It is unfair of church leaders to say the media kept Bishop Casey away, writes Patsy McGarry
Good things are happening at a senior level in the leadership of the Irish Catholic Church. On the night of Friday 13th of this month an unprecedented event took place at the provost's house at Trinity College Dublin. The event was the launch of a book, The Bible War in Ireland, a new history of one of the most contentious periods in Irish inter-church relations between 1800 and 1840.
It was written by Galway woman Irene Whelan, associate professor of history and director of Irish studies at Manhattanville College, New York, and friend of the Provost of Trinity, Dr John Hegarty, and his wife Neasa.
What made the event remarkable was the presence of Dublin's two archbishops, Dr Diarmuid Martin and Dr John Neill. It is doubtful whether a Roman Catholic archbishop of Dublin and his Church of Ireland counterpart had together attended a public event at the Trinity provost's house before.
Both addressed the gathering in enthusiastic terms about the book, with humour about more bitter times, and with a cordiality about inter-church relations.
Indeed, standing beneath a portrait of Elizabeth I, who founded TCD, Archbishop Martin remarked of leading Irish church personalities on both sides in those times that "probably the only thing that they would be able to agree on would be that it is not right that the Roman Catholic Archbishop of Dublin should be speaking tonight in Trinity College."
It is heartening to witness a growth in friendship and common ground between Dublin's two new archbishops when so recently it was otherwise.
Then there was Bishop John Kirby's compassionate handling of the story last week of a priest in Clonfert diocese becoming a father. It was decisive, to the point, and showed greater concern for the welfare of father, mother and child than with preventing negative impact where the church was concerned.

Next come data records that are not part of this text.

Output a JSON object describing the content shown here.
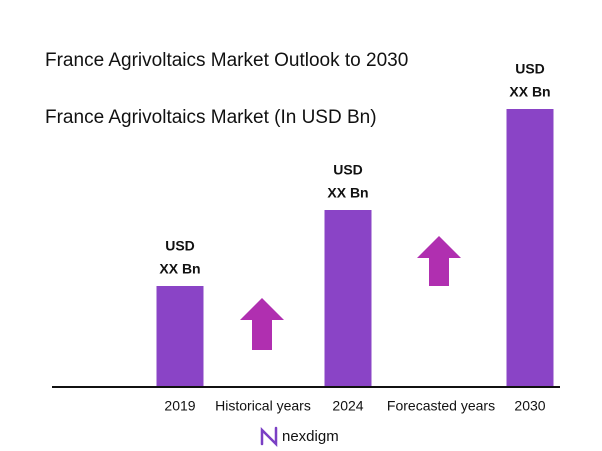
{
  "chart_data": {
    "type": "bar",
    "title": "France Agrivoltaics Market Outlook to 2030",
    "subtitle": "France Agrivoltaics Market (In USD Bn)",
    "categories": [
      "2019",
      "2024",
      "2030"
    ],
    "values": [
      100,
      176,
      277
    ],
    "color": "#8a44c6",
    "ylim": [
      0,
      300
    ],
    "bar_annotations": [
      [
        "USD",
        "XX Bn"
      ],
      [
        "USD",
        "XX Bn"
      ],
      [
        "USD",
        "XX Bn"
      ]
    ],
    "period_labels": [
      "Historical years",
      "Forecasted years"
    ],
    "logo": "nexdigm"
  }
}
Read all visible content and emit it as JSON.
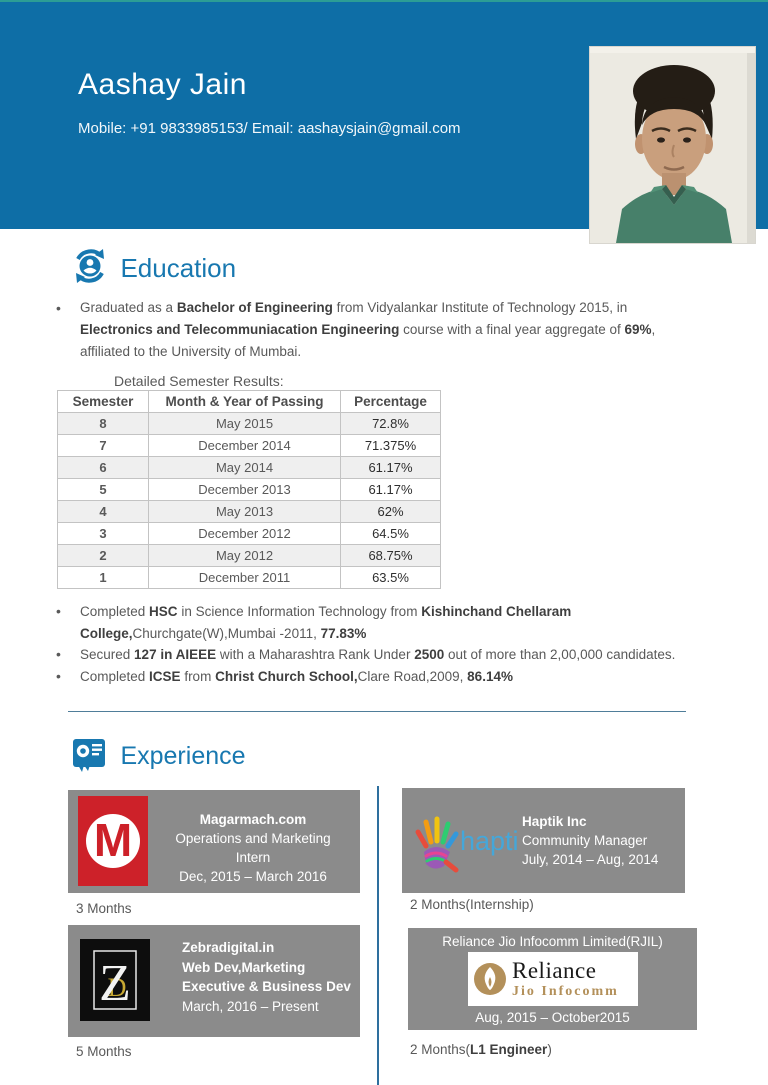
{
  "header": {
    "name": "Aashay Jain",
    "contact": "Mobile: +91 9833985153/ Email: aashaysjain@gmail.com",
    "photo": "portrait-photo"
  },
  "education": {
    "heading": "Education",
    "icon": "education-sync-person-icon",
    "intro_bullet": [
      {
        "t": "Graduated as a "
      },
      {
        "t": "Bachelor of Engineering",
        "b": true
      },
      {
        "t": " from Vidyalankar Institute of Technology 2015, in "
      },
      {
        "t": "Electronics and Telecommuniacation Engineering",
        "b": true
      },
      {
        "t": " course with a final year aggregate of "
      },
      {
        "t": "69%",
        "b": true
      },
      {
        "t": ", affiliated to the University of Mumbai."
      }
    ],
    "table_caption": "Detailed Semester Results:",
    "table": {
      "headers": [
        "Semester",
        "Month & Year of Passing",
        "Percentage"
      ],
      "rows": [
        [
          "8",
          "May 2015",
          "72.8%"
        ],
        [
          "7",
          "December 2014",
          "71.375%"
        ],
        [
          "6",
          "May 2014",
          "61.17%"
        ],
        [
          "5",
          "December 2013",
          "61.17%"
        ],
        [
          "4",
          "May 2013",
          "62%"
        ],
        [
          "3",
          "December 2012",
          "64.5%"
        ],
        [
          "2",
          "May 2012",
          "68.75%"
        ],
        [
          "1",
          "December 2011",
          "63.5%"
        ]
      ]
    },
    "bullets": [
      [
        {
          "t": "Completed "
        },
        {
          "t": "HSC",
          "b": true
        },
        {
          "t": " in Science Information Technology from "
        },
        {
          "t": "Kishinchand Chellaram College,",
          "b": true
        },
        {
          "t": "Churchgate(W),Mumbai -2011, "
        },
        {
          "t": "77.83%",
          "b": true
        }
      ],
      [
        {
          "t": "Secured "
        },
        {
          "t": "127 in AIEEE",
          "b": true
        },
        {
          "t": " with a Maharashtra Rank Under "
        },
        {
          "t": "2500",
          "b": true
        },
        {
          "t": " out of more than 2,00,000 candidates."
        }
      ],
      [
        {
          "t": "Completed "
        },
        {
          "t": "ICSE",
          "b": true
        },
        {
          "t": " from "
        },
        {
          "t": "Christ Church School,",
          "b": true
        },
        {
          "t": "Clare Road,2009, "
        },
        {
          "t": "86.14%",
          "b": true
        }
      ]
    ]
  },
  "experience": {
    "heading": "Experience",
    "icon": "experience-badge-icon",
    "cards": [
      {
        "logo": "magarmach-logo",
        "company": "Magarmach.com",
        "role_line1": "Operations and Marketing",
        "role_line2": "Intern",
        "period": "Dec, 2015 – March 2016",
        "duration": "3 Months"
      },
      {
        "logo": "haptik-logo",
        "logo_word": "haptik",
        "company": "Haptik Inc",
        "role_line1": "Community Manager",
        "period": "July, 2014 – Aug, 2014",
        "duration": "2 Months(Internship)"
      },
      {
        "logo": "zebradigital-logo",
        "company": "Zebradigital.in",
        "role_line1": "Web Dev,Marketing",
        "role_line2": "Executive & Business Dev",
        "period": "March, 2016 – Present",
        "duration": "5 Months"
      },
      {
        "logo": "reliance-logo",
        "company": "Reliance Jio Infocomm Limited(RJIL)",
        "logo_text": "Reliance",
        "logo_subtext": "Jio Infocomm",
        "period": "Aug, 2015 – October2015",
        "duration_segments": [
          {
            "t": "2 Months("
          },
          {
            "t": "L1 Engineer",
            "b": true
          },
          {
            "t": ")"
          }
        ]
      }
    ]
  },
  "colors": {
    "band_blue": "#0e6ea6",
    "heading_blue": "#1878b0",
    "body_gray": "#595959",
    "card_gray": "#8b8b8b",
    "magarmach_red": "#cd2129",
    "reliance_gold": "#b3905a",
    "haptik_blue": "#45a7d9",
    "top_line_teal": "#2c9d95"
  }
}
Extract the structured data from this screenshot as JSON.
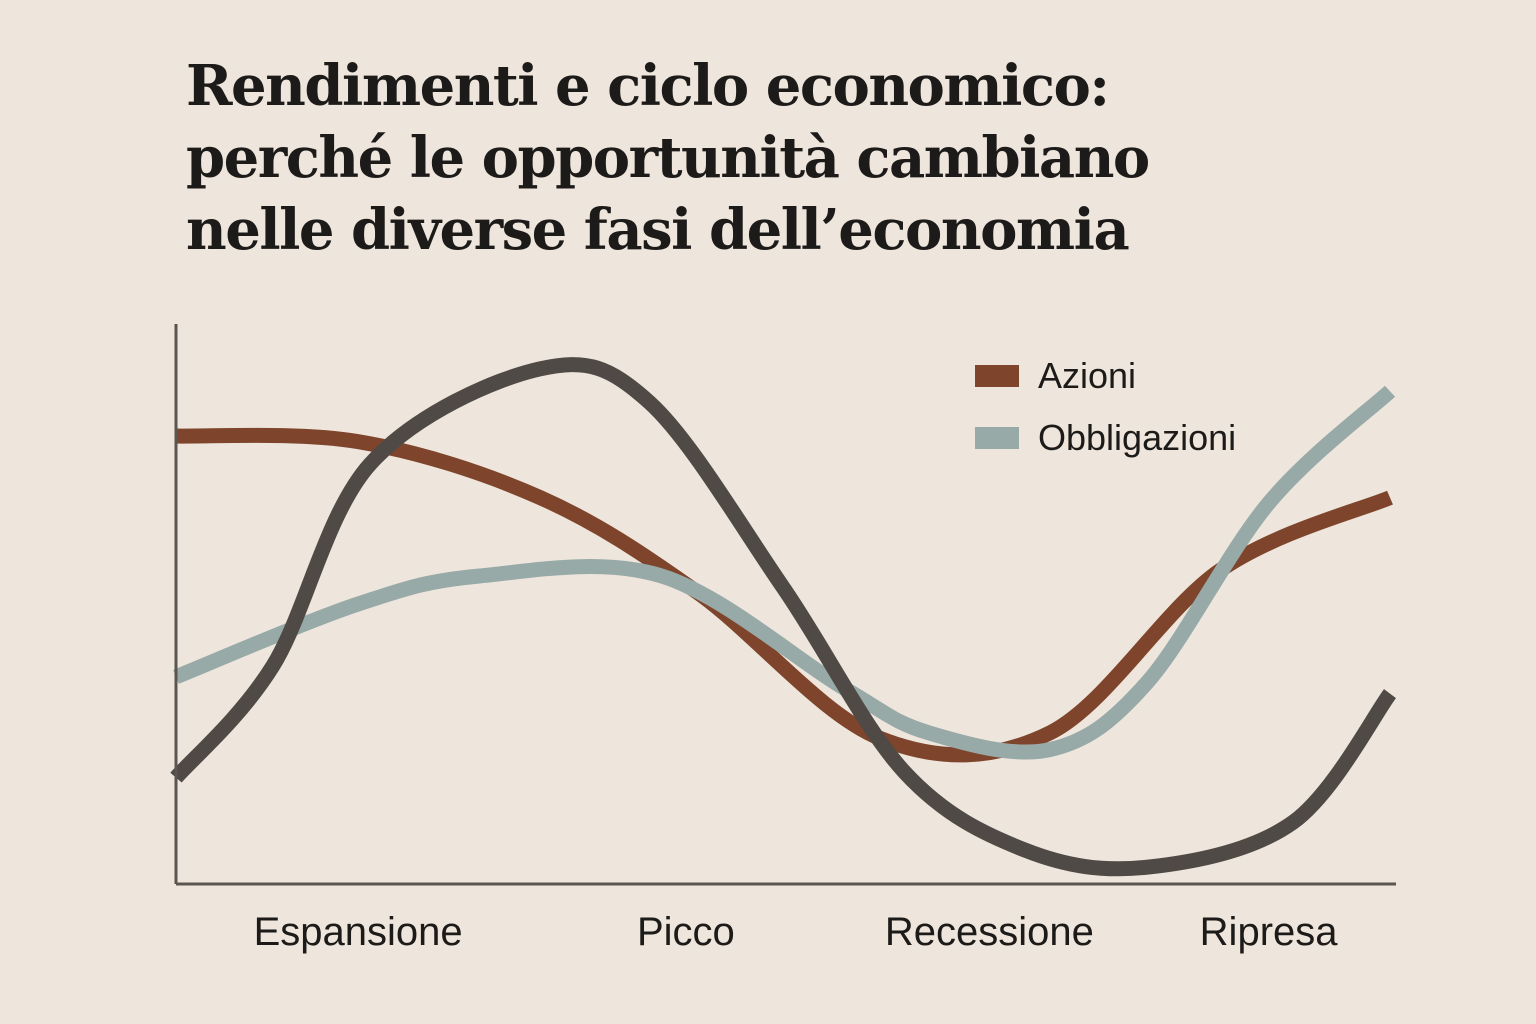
{
  "title_lines": [
    "Rendimenti e ciclo economico:",
    "perché le opportunità cambiano",
    "nelle diverse fasi dell’economia"
  ],
  "chart_data": {
    "type": "line",
    "title": "Rendimenti e ciclo economico: perché le opportunità cambiano nelle diverse fasi dell’economia",
    "xlabel": "",
    "ylabel": "",
    "categories": [
      "Espansione",
      "Picco",
      "Recessione",
      "Ripresa"
    ],
    "x_range": [
      0,
      10
    ],
    "category_positions": [
      1.5,
      4.2,
      6.7,
      9.0
    ],
    "ylim": [
      0,
      10
    ],
    "grid": false,
    "legend": "top-right",
    "series": [
      {
        "name": "Azioni",
        "color": "#7e452c",
        "in_legend": true,
        "x": [
          0,
          1.5,
          3,
          4.3,
          5.8,
          7.2,
          8.6,
          10
        ],
        "y": [
          8.0,
          7.9,
          6.9,
          5.2,
          2.6,
          2.7,
          5.6,
          6.9
        ]
      },
      {
        "name": "Obbligazioni",
        "color": "#98aaa8",
        "in_legend": true,
        "x": [
          0,
          1.5,
          2.5,
          4.0,
          5.5,
          6.2,
          7.2,
          8.0,
          9.0,
          10
        ],
        "y": [
          3.7,
          5.0,
          5.5,
          5.5,
          3.5,
          2.7,
          2.4,
          3.6,
          6.8,
          8.8
        ]
      },
      {
        "name": "",
        "color": "#4f4a45",
        "in_legend": false,
        "x": [
          0,
          0.8,
          1.6,
          3.0,
          3.9,
          5.0,
          6.0,
          7.0,
          8.0,
          9.2,
          10
        ],
        "y": [
          1.9,
          3.9,
          7.5,
          9.2,
          8.6,
          5.3,
          2.0,
          0.6,
          0.3,
          1.1,
          3.4
        ]
      }
    ]
  }
}
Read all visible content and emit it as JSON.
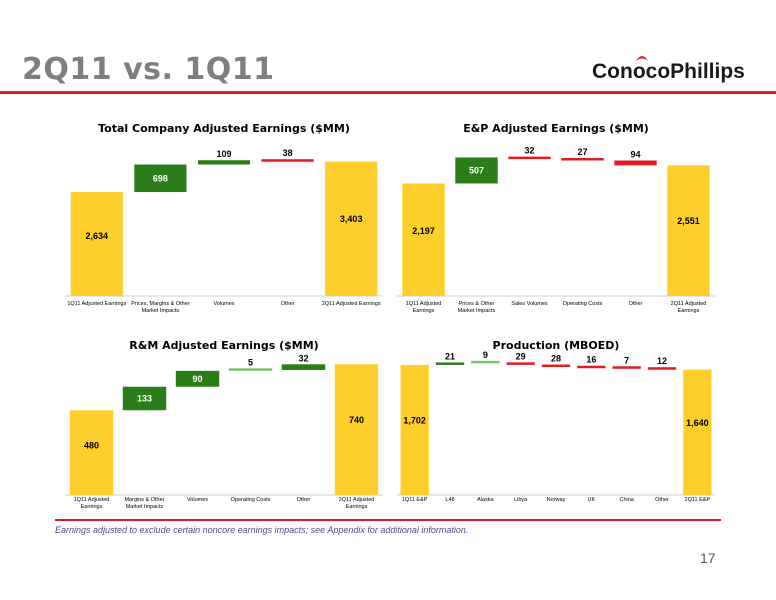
{
  "slide": {
    "title": "2Q11 vs. 1Q11",
    "logo_text": "ConocoPhillips",
    "footnote": "Earnings adjusted to exclude certain noncore earnings impacts; see Appendix for additional information.",
    "page_number": "17"
  },
  "colors": {
    "yellow": "#fecf2a",
    "green": "#2a7d18",
    "light_green": "#7dc36c",
    "red": "#e21b23",
    "rule_red": "#e21b23"
  },
  "chart_data": [
    {
      "type": "bar",
      "subtype": "waterfall",
      "title": "Total Company Adjusted Earnings ($MM)",
      "categories": [
        "1Q11 Adjusted Earnings",
        "Prices, Margins & Other Market Impacts",
        "Volumes",
        "Other",
        "2Q11 Adjusted Earnings"
      ],
      "display_labels": [
        "2,634",
        "698",
        "109",
        "38",
        "3,403"
      ],
      "values": [
        2634,
        698,
        109,
        -38,
        3403
      ],
      "kinds": [
        "total",
        "delta",
        "delta",
        "delta",
        "total"
      ],
      "bar_colors": [
        "yellow",
        "green",
        "green",
        "red",
        "yellow"
      ],
      "ylim": [
        0,
        3700
      ]
    },
    {
      "type": "bar",
      "subtype": "waterfall",
      "title": "E&P Adjusted Earnings ($MM)",
      "categories": [
        "1Q11 Adjusted Earnings",
        "Prices & Other Market Impacts",
        "Sales Volumes",
        "Operating Costs",
        "Other",
        "2Q11 Adjusted Earnings"
      ],
      "display_labels": [
        "2,197",
        "507",
        "32",
        "27",
        "94",
        "2,551"
      ],
      "values": [
        2197,
        507,
        -32,
        -27,
        -94,
        2551
      ],
      "kinds": [
        "total",
        "delta",
        "delta",
        "delta",
        "delta",
        "total"
      ],
      "bar_colors": [
        "yellow",
        "green",
        "red",
        "red",
        "red",
        "yellow"
      ],
      "ylim": [
        0,
        2850
      ]
    },
    {
      "type": "bar",
      "subtype": "waterfall",
      "title": "R&M Adjusted Earnings ($MM)",
      "categories": [
        "1Q11 Adjusted Earnings",
        "Margins & Other Market Impacts",
        "Volumes",
        "Operating Costs",
        "Other",
        "2Q11 Adjusted Earnings"
      ],
      "display_labels": [
        "480",
        "133",
        "90",
        "5",
        "32",
        "740"
      ],
      "values": [
        480,
        133,
        90,
        5,
        32,
        740
      ],
      "kinds": [
        "total",
        "delta",
        "delta",
        "delta",
        "delta",
        "total"
      ],
      "bar_colors": [
        "yellow",
        "green",
        "green",
        "light_green",
        "green",
        "yellow"
      ],
      "ylim": [
        0,
        770
      ]
    },
    {
      "type": "bar",
      "subtype": "waterfall",
      "title": "Production (MBOED)",
      "categories": [
        "1Q11 E&P",
        "L48",
        "Alaska",
        "Libya",
        "Norway",
        "UK",
        "China",
        "Other",
        "2Q11 E&P"
      ],
      "display_labels": [
        "1,702",
        "21",
        "9",
        "29",
        "28",
        "16",
        "7",
        "12",
        "1,640"
      ],
      "values": [
        1702,
        21,
        9,
        -29,
        -28,
        -16,
        -7,
        -12,
        1640
      ],
      "kinds": [
        "total",
        "delta",
        "delta",
        "delta",
        "delta",
        "delta",
        "delta",
        "delta",
        "total"
      ],
      "bar_colors": [
        "yellow",
        "green",
        "light_green",
        "red",
        "red",
        "red",
        "red",
        "red",
        "yellow"
      ],
      "ylim": [
        0,
        1780
      ]
    }
  ]
}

And there was the news at the weekend that Bishop of Galway Dr Martin Drennan had invited his predecessor as bishop there, Dr Éamonn Casey, to return home. Not just that, but he had chosen a home for him as well.
Maybe at this "wintertime of church" in Ireland, to quote a phrase first used by Fr Enda McDonagh, former professor of moral theology at Maynooth, we are witnessing the first shoots of something new, tender shoots of a fresh spirit? There is still a nervousness among the church leadership and among many priests at the news that Bishop Casey is to come home, which has not been helped by the level of media interest shown.
But equally, and across the board, clergy are adamant it is the right thing to do, not least because Bishop Casey is approaching 79.
The nervousness is rooted in the level of media interest but also in the personality of Bishop Casey himself - a man who, wherever two or three people are gathered, has to be among them.
However, a common perception, and hope, is that following an initial flurry of publicity on his return - and as yet there are no plans as to how this might be dealt with - Bishop Casey will be left in peace.
But it is unfair, indeed disingenuous, of church figures to insist that the media was responsible for keeping Bishop Casey out of Ireland these past 14 years.
It should be recalled that there was apoplexy at senior levels in the Irish Catholic Church when Bishop Casey spoke to the media after the funeral of his brother-in-law in Cork in 1994. The dead man had looked after Bishop Casey's invalid sister throughout his final years.
There was similar apoplexy when Bishop Casey turned up among Ireland soccer supporters in New York at the World Cup game against Italy that year.
Cardinal Connell, then archbishop of Dublin, said at the time: "There is an obligation to repair scandal because people have been deeply disturbed not by the initial revelations of, say, the Bishop Casey scandal, when there was a wave of compassion, but by the subsequent behaviour of Bishop Casey."
He continued: "Every so often he seems to come back and tear open the wounds again . . . I know that people were utterly shocked when they saw him appear in episcopal regalia in Cork. The scandal is there. He turns up at the World Cup and the scandal is reinforced."
In December 1997, during a Today FM interview with Éamonn Dunphy, when asked about Bishop Casey the cardinal replied that other bishops had retired in the previous 30 years "and each and every one of them, if I might put it this way, got lost. There wasn't one other word from them. That has been the practice." That should be the way so far as Dr Casey, as a retired bishop, was concerned, he said.
Though a majority of Irish bishops favoured Bishop Casey's return to Ireland in 1998, after he had served out his contract in Ecuador, some, including then archbishop Connell, were opposed, saying it would cause further scandal for the church.
It meant in practice that Bishop Casey felt unable to attend his sister's funeral in 1995, and many subsequent funerals.
Who needs reminding any more that it was this desire to prevent scandal for the church which prompted bishops in the past to move child-abusing priests from parish to parish without warning their new parishioners, and where abuse took place again. It seems those days may be gone.